Mostly the screenwashes containing *methanol* are bad for all the above.


----------



## Rayner (Aug 16, 2012)

noscream said:


> Hi Guys,
> I have an Audi A6 with pearlescent paint, Got this & been using it, no problems.
> 
> You have to remember Antifreeze like others have said is a term meaning protection against freezing & many chemicals are used to do this. The antifreeze in your engine flows through all your rubber hoses & they last for years & is recommended for three things, it prevents freezing of the coolant/water , helps inhibit rusting of the internals & helps improve the heat transferring properties of your coolant water..
> ...


Mate, I think you may have too much time on your hands

Very useful though.
Thanks


----------



## eccie (Jun 7, 2009)

I got some for the first time 3 weeks ago, I'm using it in a Golf & Audi. Its working fine for me, good performance, no smearing (I've got G1 on both windscreens), in fact no issues & I've got fan jets


----------



## isherdholi (Sep 18, 2007)

The fact that its German, blue in colour and those mixing ratio's make me wonder whether this is the same stuff that BMW sell.

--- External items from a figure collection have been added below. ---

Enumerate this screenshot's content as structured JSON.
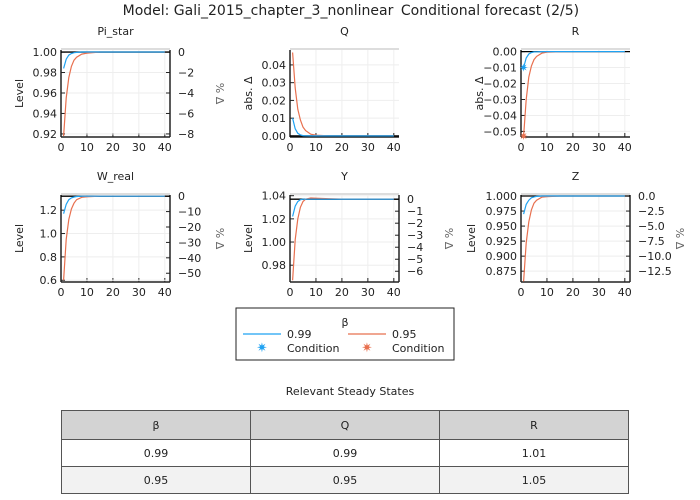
{
  "title_left": "Model: Gali_2015_chapter_3_nonlinear",
  "title_right": "Conditional forecast  (2/5)",
  "colors": {
    "series_0.99": "#1fa2f2",
    "series_0.95": "#e8704f",
    "steady_state": "#000000"
  },
  "chart_data": [
    {
      "type": "line",
      "title": "Pi_star",
      "ylabel": "Level",
      "ylabel_right": "% Δ",
      "xlim": [
        0,
        42
      ],
      "xticks": [
        0,
        10,
        20,
        30,
        40
      ],
      "ylim": [
        0.917,
        1.002
      ],
      "yticks": [
        "1.00",
        "0.98",
        "0.96",
        "0.94",
        "0.92"
      ],
      "ytick_values": [
        1.0,
        0.98,
        0.96,
        0.94,
        0.92
      ],
      "right_ticks": [
        "0",
        "−2",
        "−4",
        "−6",
        "−8"
      ],
      "right_tick_values": [
        0,
        -2,
        -4,
        -6,
        -8
      ],
      "steady_state": 1.0,
      "x": [
        1,
        2,
        3,
        4,
        5,
        6,
        8,
        10,
        15,
        20,
        30,
        40
      ],
      "series": [
        {
          "name": "0.99",
          "values": [
            0.984,
            0.993,
            0.997,
            0.9986,
            0.9994,
            0.9997,
            1.0,
            1.0,
            1.0,
            1.0,
            1.0,
            1.0
          ]
        },
        {
          "name": "0.95",
          "values": [
            0.918,
            0.955,
            0.975,
            0.986,
            0.992,
            0.995,
            0.998,
            0.999,
            1.0,
            1.0,
            1.0,
            1.0
          ]
        }
      ]
    },
    {
      "type": "line",
      "title": "Q",
      "ylabel": "abs. Δ",
      "ylabel_right": "",
      "xlim": [
        0,
        42
      ],
      "xticks": [
        0,
        10,
        20,
        30,
        40
      ],
      "ylim": [
        -0.0006,
        0.0484
      ],
      "yticks": [
        "0.04",
        "0.03",
        "0.02",
        "0.01",
        "0.00"
      ],
      "ytick_values": [
        0.04,
        0.03,
        0.02,
        0.01,
        0.0
      ],
      "steady_state": 0.0,
      "x": [
        1,
        2,
        3,
        4,
        5,
        6,
        8,
        10,
        15,
        20,
        30,
        40
      ],
      "series": [
        {
          "name": "0.99",
          "values": [
            0.01,
            0.004,
            0.0015,
            0.0006,
            0.0002,
            0.0001,
            0,
            0,
            0,
            0,
            0,
            0
          ]
        },
        {
          "name": "0.95",
          "values": [
            0.047,
            0.027,
            0.015,
            0.009,
            0.005,
            0.003,
            0.001,
            0.0004,
            0.0001,
            0,
            0,
            0
          ]
        }
      ]
    },
    {
      "type": "line",
      "title": "R",
      "ylabel": "abs. Δ",
      "ylabel_right": "",
      "xlim": [
        0,
        42
      ],
      "xticks": [
        0,
        10,
        20,
        30,
        40
      ],
      "ylim": [
        -0.0535,
        0.001
      ],
      "yticks": [
        "0.00",
        "−0.01",
        "−0.02",
        "−0.03",
        "−0.04",
        "−0.05"
      ],
      "ytick_values": [
        0,
        -0.01,
        -0.02,
        -0.03,
        -0.04,
        -0.05
      ],
      "steady_state": 0.0,
      "x": [
        1,
        2,
        3,
        4,
        5,
        6,
        8,
        10,
        15,
        20,
        30,
        40
      ],
      "series": [
        {
          "name": "0.99",
          "values": [
            -0.01,
            -0.004,
            -0.0015,
            -0.0006,
            -0.0002,
            -0.0001,
            0,
            0,
            0,
            0,
            0,
            0
          ],
          "condition": {
            "x": 1,
            "y": -0.01
          }
        },
        {
          "name": "0.95",
          "values": [
            -0.053,
            -0.03,
            -0.016,
            -0.009,
            -0.005,
            -0.003,
            -0.001,
            -0.0004,
            -0.0001,
            0,
            0,
            0
          ],
          "condition": {
            "x": 1,
            "y": -0.053
          }
        }
      ]
    },
    {
      "type": "line",
      "title": "W_real",
      "ylabel": "Level",
      "ylabel_right": "% Δ",
      "xlim": [
        0,
        42
      ],
      "xticks": [
        0,
        10,
        20,
        30,
        40
      ],
      "ylim": [
        0.585,
        1.33
      ],
      "yticks": [
        "1.2",
        "1.0",
        "0.8",
        "0.6"
      ],
      "ytick_values": [
        1.2,
        1.0,
        0.8,
        0.6
      ],
      "right_ticks": [
        "0",
        "−10",
        "−20",
        "−30",
        "−40",
        "−50"
      ],
      "right_tick_values": [
        0,
        -10,
        -20,
        -30,
        -40,
        -50
      ],
      "steady_state": 1.32,
      "x": [
        1,
        2,
        3,
        4,
        5,
        6,
        8,
        10,
        15,
        20,
        30,
        40
      ],
      "series": [
        {
          "name": "0.99",
          "values": [
            1.17,
            1.25,
            1.29,
            1.305,
            1.313,
            1.317,
            1.32,
            1.32,
            1.32,
            1.32,
            1.32,
            1.32
          ]
        },
        {
          "name": "0.95",
          "values": [
            0.6,
            0.95,
            1.12,
            1.21,
            1.26,
            1.29,
            1.31,
            1.315,
            1.32,
            1.32,
            1.32,
            1.32
          ]
        }
      ]
    },
    {
      "type": "line",
      "title": "Y",
      "ylabel": "Level",
      "ylabel_right": "% Δ",
      "xlim": [
        0,
        42
      ],
      "xticks": [
        0,
        10,
        20,
        30,
        40
      ],
      "ylim": [
        0.9655,
        1.0406
      ],
      "yticks": [
        "1.04",
        "1.02",
        "1.00",
        "0.98"
      ],
      "ytick_values": [
        1.04,
        1.02,
        1.0,
        0.98
      ],
      "right_ticks": [
        "0",
        "−1",
        "−2",
        "−3",
        "−4",
        "−5",
        "−6"
      ],
      "right_tick_values": [
        0,
        -1,
        -2,
        -3,
        -4,
        -5,
        -6
      ],
      "steady_state": 1.037,
      "x": [
        1,
        2,
        3,
        4,
        5,
        6,
        8,
        10,
        15,
        20,
        30,
        40
      ],
      "series": [
        {
          "name": "0.99",
          "values": [
            1.022,
            1.031,
            1.035,
            1.0365,
            1.037,
            1.037,
            1.037,
            1.037,
            1.037,
            1.037,
            1.037,
            1.037
          ]
        },
        {
          "name": "0.95",
          "values": [
            0.967,
            1.002,
            1.02,
            1.03,
            1.035,
            1.037,
            1.038,
            1.0378,
            1.0374,
            1.0371,
            1.037,
            1.037
          ]
        }
      ]
    },
    {
      "type": "line",
      "title": "Z",
      "ylabel": "Level",
      "ylabel_right": "% Δ",
      "xlim": [
        0,
        42
      ],
      "xticks": [
        0,
        10,
        20,
        30,
        40
      ],
      "ylim": [
        0.857,
        1.0017
      ],
      "yticks": [
        "1.000",
        "0.975",
        "0.950",
        "0.925",
        "0.900",
        "0.875"
      ],
      "ytick_values": [
        1.0,
        0.975,
        0.95,
        0.925,
        0.9,
        0.875
      ],
      "right_ticks": [
        "0.0",
        "−2.5",
        "−5.0",
        "−7.5",
        "−10.0",
        "−12.5"
      ],
      "right_tick_values": [
        0,
        -2.5,
        -5,
        -7.5,
        -10,
        -12.5
      ],
      "steady_state": 1.0,
      "x": [
        1,
        2,
        3,
        4,
        5,
        6,
        8,
        10,
        15,
        20,
        30,
        40
      ],
      "series": [
        {
          "name": "0.99",
          "values": [
            0.97,
            0.986,
            0.993,
            0.997,
            0.9985,
            0.9993,
            1.0,
            1.0,
            1.0,
            1.0,
            1.0,
            1.0
          ]
        },
        {
          "name": "0.95",
          "values": [
            0.858,
            0.922,
            0.957,
            0.977,
            0.988,
            0.993,
            0.998,
            0.999,
            1.0,
            1.0,
            1.0,
            1.0
          ]
        }
      ]
    }
  ],
  "legend": {
    "title": "β",
    "entries": [
      {
        "label": "0.99",
        "marker_label": "Condition"
      },
      {
        "label": "0.95",
        "marker_label": "Condition"
      }
    ]
  },
  "table": {
    "title": "Relevant Steady States",
    "headers": [
      "β",
      "Q",
      "R"
    ],
    "rows": [
      [
        "0.99",
        "0.99",
        "1.01"
      ],
      [
        "0.95",
        "0.95",
        "1.05"
      ]
    ]
  }
}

http://www.bmwpartshop.co.uk/product/Screenwash_5_Litre_83122298207


----------



## Trip tdi (Sep 3, 2008)

isherdholi said:


> The fact that its German, blue in colour and those mixing ratio's make me wonder whether this is the same stuff that BMW sell.
> 
> http://www.bmwpartshop.co.uk/product/Screenwash_5_Litre_83122298207


Someone has tracked my thread down, it's a very old one 

The Lidl is darker Blue in colour, the BMW screenwash from the picture is lighter blue in colour, I doubt they are the same but could be from the same factory with a different colouring agent, the only way of testing is buying two and compare, but my instinct is telling me they are different.


----------